Seconding ignoring any advice about gallbladder cleansing. It's quack science.

My first son was two and a half when I had the surgery. I found I could lift him after a couple of weeks, although I probably should have waited a little longer. Two months after surgery I moved house and did much of the heavy lifting myself.
posted by le morte de bea arthur at 1:55 PM on July 5, 2010

In my younger, more foolish years, I let a friend of mine who was into natural medicine convince me that gall bladder surgery was a very bad thing and that I could be cured with herbs and extracts. This is after I'd had an acute attack in the middle of Nevada on my way from CA to CO. Ultrasound showed that I had gallstones, and I was advised to return home to CA and get the gall bladder out ASAP.

By eating very little food and no fat, the pain eased off for a few days. But, it roared back worse than ever. After three days of not sleeping, eating, or drinking due to intense constant pain, I finally had enough and went to the ER. My gall bladder was so badly infected that I had to have 3 days of IV antibiotics before they could operate. They did the surgery laparoscopically and my recovery was uneventful. When I got back to my regular dr, I was told that an infected gall bladder can rupture just like an infected appendix and that I was damn lucky.

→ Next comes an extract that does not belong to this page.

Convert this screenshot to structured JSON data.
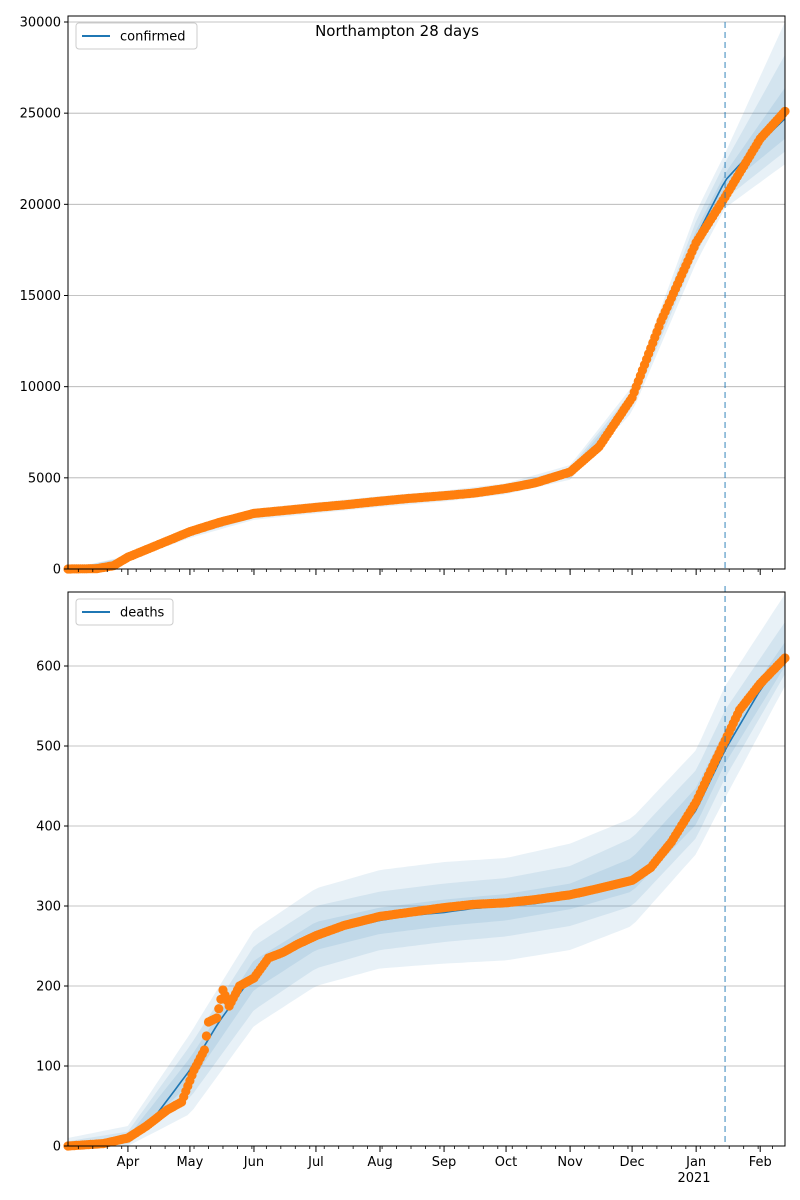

I don't know of anything that will help with gall stones except avoiding fatty meals. That worked for me for several years, but once the attacks became acute, nothing worked except surgery.
posted by elmay at 7:55 PM on July 6, 2010

Well, guess who had surgery last Friday? Went to the doc on Wednesday, finally. They took blood and scheduled me for an ultrasound the next morning. They called back that afternoon and said my labs were off the charts and had me come in for a CT right away. That evening they said everything looked ok (as in, not an emergency), so they'd wait for the ultrasound results. Had labs again in the morning, then the US. They said the labs were still not good, but the US showed the same thing as the CT, so they referred me to a specialist who could see me on Monday.

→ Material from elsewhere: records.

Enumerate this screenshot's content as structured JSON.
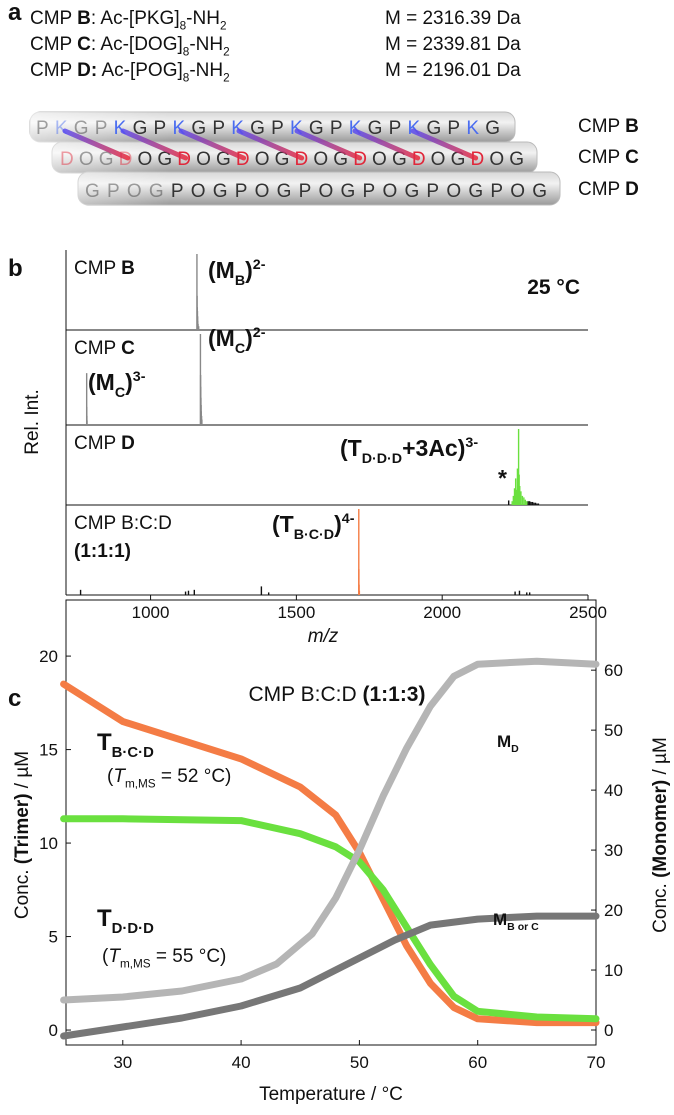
{
  "panel_labels": [
    "a",
    "b",
    "c"
  ],
  "scheme": {
    "rows": [
      {
        "label": [
          {
            "text": "CMP "
          },
          {
            "text": "B",
            "style": "bold"
          },
          {
            "text": ":  Ac-[PKG]"
          },
          {
            "text": "8",
            "style": "sub"
          },
          {
            "text": "-NH"
          },
          {
            "text": "2",
            "style": "sub"
          }
        ],
        "mass": "M = 2316.39 Da",
        "strand": "PKGPKGPKGPKGPKGPKGPKGPKG",
        "tube_label": [
          {
            "text": "CMP "
          },
          {
            "text": "B",
            "style": "bold"
          }
        ]
      },
      {
        "label": [
          {
            "text": "CMP "
          },
          {
            "text": "C",
            "style": "bold"
          },
          {
            "text": ":  Ac-[DOG]"
          },
          {
            "text": "8",
            "style": "sub"
          },
          {
            "text": "-NH"
          },
          {
            "text": "2",
            "style": "sub"
          }
        ],
        "mass": "M = 2339.81 Da",
        "strand": "DOGDOGDOGDOGDOGDOGDOGDOG",
        "tube_label": [
          {
            "text": "CMP "
          },
          {
            "text": "C",
            "style": "bold"
          }
        ]
      },
      {
        "label": [
          {
            "text": "CMP "
          },
          {
            "text": "D:",
            "style": "bold"
          },
          {
            "text": "  Ac-[POG]"
          },
          {
            "text": "8",
            "style": "sub"
          },
          {
            "text": "-NH"
          },
          {
            "text": "2",
            "style": "sub"
          }
        ],
        "mass": "M = 2196.01 Da",
        "strand": "GPOGPOGPOGPOGPOGPOGPOG",
        "tube_label": [
          {
            "text": "CMP "
          },
          {
            "text": "D",
            "style": "bold"
          }
        ]
      }
    ]
  },
  "chart_data": [
    {
      "type": "stem",
      "x_label": "m/z",
      "y_label": "Rel. Int.",
      "condition": "25 °C",
      "xlim": [
        710,
        2500
      ],
      "xticks": [
        1000,
        1500,
        2000,
        2500
      ],
      "ylim": [
        0,
        100
      ],
      "panels": [
        {
          "label": [
            [
              {
                "text": "CMP "
              },
              {
                "text": "B",
                "style": "bold"
              }
            ]
          ],
          "series": [
            {
              "color": "#888888",
              "x": [
                1159,
                1159.6,
                1160.2,
                1160.8,
                1161.4,
                1162,
                1163,
                1165
              ],
              "values": [
                100,
                45,
                30,
                25,
                18,
                12,
                8,
                5
              ]
            }
          ],
          "annotations": [
            [
              {
                "text": "(M"
              },
              {
                "text": "B",
                "style": "sub"
              },
              {
                "text": ")"
              },
              {
                "text": "2-",
                "style": "sup"
              }
            ]
          ]
        },
        {
          "label": [
            [
              {
                "text": "CMP "
              },
              {
                "text": "C",
                "style": "bold"
              }
            ]
          ],
          "series": [
            {
              "color": "#888888",
              "x": [
                780.9,
                781.3,
                781.7,
                782.1
              ],
              "values": [
                57,
                20,
                10,
                5
              ]
            },
            {
              "color": "#888888",
              "x": [
                1171,
                1171.6,
                1172.2,
                1172.8,
                1173.4,
                1174,
                1175,
                1176
              ],
              "values": [
                100,
                55,
                42,
                30,
                22,
                15,
                10,
                6
              ]
            }
          ],
          "annotations": [
            [
              {
                "text": "(M"
              },
              {
                "text": "C",
                "style": "sub"
              },
              {
                "text": ")"
              },
              {
                "text": "3-",
                "style": "sup"
              }
            ],
            [
              {
                "text": "(M"
              },
              {
                "text": "C",
                "style": "sub"
              },
              {
                "text": ")"
              },
              {
                "text": "2-",
                "style": "sup"
              }
            ]
          ]
        },
        {
          "label": [
            [
              {
                "text": "CMP "
              },
              {
                "text": "D",
                "style": "bold"
              }
            ]
          ],
          "series": [
            {
              "color": "#6ae03f",
              "x": [
                2240,
                2244,
                2248,
                2252,
                2255,
                2258,
                2260,
                2262,
                2264,
                2266,
                2270,
                2275,
                2280,
                2285,
                2290
              ],
              "values": [
                5,
                12,
                22,
                35,
                20,
                48,
                30,
                100,
                40,
                25,
                18,
                12,
                10,
                7,
                5
              ]
            },
            {
              "color": "#111111",
              "x": [
                2228,
                2295,
                2300,
                2305,
                2310,
                2315,
                2320,
                2325,
                2330
              ],
              "values": [
                6,
                5,
                5,
                4,
                4,
                3,
                3,
                2,
                2
              ]
            }
          ],
          "annotations": [
            [
              {
                "text": "(T"
              },
              {
                "text": "D·D·D",
                "style": "sub"
              },
              {
                "text": "+3Ac)"
              },
              {
                "text": "3-",
                "style": "sup"
              }
            ],
            [
              {
                "text": "*"
              }
            ]
          ]
        },
        {
          "label": [
            [
              {
                "text": "CMP B:C:D"
              }
            ],
            [
              {
                "text": "(1:1:1)",
                "style": "bold"
              }
            ]
          ],
          "series": [
            {
              "color": "#f47c45",
              "x": [
                1714,
                1714.5,
                1715,
                1716
              ],
              "values": [
                100,
                30,
                12,
                5
              ]
            },
            {
              "color": "#111111",
              "x": [
                760,
                1120,
                1130,
                1150,
                1380,
                1405,
                2250,
                2265,
                2290,
                2300
              ],
              "values": [
                6,
                4,
                5,
                6,
                10,
                3,
                4,
                5,
                3,
                3
              ]
            }
          ],
          "annotations": [
            [
              {
                "text": "(T"
              },
              {
                "text": "B·C·D",
                "style": "sub"
              },
              {
                "text": ")"
              },
              {
                "text": "4-",
                "style": "sup"
              }
            ]
          ]
        }
      ]
    },
    {
      "type": "line",
      "title": [
        {
          "text": "CMP B:C:D "
        },
        {
          "text": "(1:1:3)",
          "style": "bold"
        }
      ],
      "x_label": [
        {
          "text": "Temperature / °C"
        }
      ],
      "y_label": [
        {
          "text": "Conc. "
        },
        {
          "text": "(Trimer)",
          "style": "bold"
        },
        {
          "text": " / µM"
        }
      ],
      "y2_label": [
        {
          "text": "Conc. "
        },
        {
          "text": "(Monomer)",
          "style": "bold"
        },
        {
          "text": " / µM"
        }
      ],
      "xlim": [
        25.2,
        70
      ],
      "xticks": [
        30,
        40,
        50,
        60,
        70
      ],
      "ylim": [
        -0.8,
        23
      ],
      "yticks": [
        0,
        5,
        10,
        15,
        20
      ],
      "y2lim": [
        -2.5,
        71.7
      ],
      "y2ticks": [
        0,
        10,
        20,
        30,
        40,
        50,
        60
      ],
      "series": [
        {
          "name": [
            {
              "text": "T"
            },
            {
              "text": "B·C·D",
              "style": "sub"
            }
          ],
          "note": [
            {
              "text": "("
            },
            {
              "text": "T",
              "style": "italic"
            },
            {
              "text": "m,MS",
              "style": "sub"
            },
            {
              "text": " = 52 °C)"
            }
          ],
          "color": "#f47c45",
          "axis": "y",
          "x": [
            25,
            30,
            35,
            40,
            45,
            48,
            50,
            52,
            54,
            56,
            58,
            60,
            65,
            70
          ],
          "values": [
            18.5,
            16.5,
            15.5,
            14.5,
            13,
            11.5,
            9.5,
            7,
            4.5,
            2.5,
            1.2,
            0.6,
            0.4,
            0.4
          ]
        },
        {
          "name": [
            {
              "text": "T"
            },
            {
              "text": "D·D·D",
              "style": "sub"
            }
          ],
          "note": [
            {
              "text": "("
            },
            {
              "text": "T",
              "style": "italic"
            },
            {
              "text": "m,MS",
              "style": "sub"
            },
            {
              "text": " = 55 °C)"
            }
          ],
          "color": "#6ae03f",
          "axis": "y",
          "x": [
            25,
            30,
            40,
            45,
            48,
            50,
            52,
            54,
            56,
            58,
            60,
            65,
            70
          ],
          "values": [
            11.3,
            11.3,
            11.2,
            10.5,
            9.8,
            9,
            7.5,
            5.5,
            3.5,
            1.8,
            1,
            0.7,
            0.6
          ]
        },
        {
          "name": [
            {
              "text": "M"
            },
            {
              "text": "D",
              "style": "sub"
            }
          ],
          "color": "#b5b5b5",
          "axis": "y2",
          "x": [
            25,
            30,
            35,
            40,
            43,
            46,
            48,
            50,
            52,
            54,
            56,
            58,
            60,
            65,
            70
          ],
          "values": [
            5,
            5.5,
            6.5,
            8.5,
            11,
            16,
            22,
            30,
            39,
            47,
            54,
            59,
            61,
            61.5,
            61
          ]
        },
        {
          "name": [
            {
              "text": "M"
            },
            {
              "text": "B or C",
              "style": "sub"
            }
          ],
          "color": "#777777",
          "axis": "y2",
          "x": [
            25,
            30,
            35,
            40,
            45,
            50,
            53,
            56,
            60,
            65,
            70
          ],
          "values": [
            -1,
            0.5,
            2,
            4,
            7,
            12,
            15,
            17.5,
            18.5,
            19,
            19
          ]
        }
      ]
    }
  ]
}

They said if I experienced certain symptoms or had another painful attack to go to the ER. I went home and ate a bagel with just jelly (2g of fat total), and over the next few hours, with no more food, I slowly escalated into an attack, so I went in. The docs on call admitted me to the hospital, and I was scheduled for surgery the next morning. Surgery went fine (no pathology report yet). I had an ERCP the next morning to remove some remaining stones from the duct, and was home the day after that. Now 5 days post op, I can lift my 7 month old (for short periods, at least) and am feeling much better!

Labs, for those interested, were ALT of 1100 and AST of 600 (the upper normal limits of which are 66 and 46, respectively). Ouch!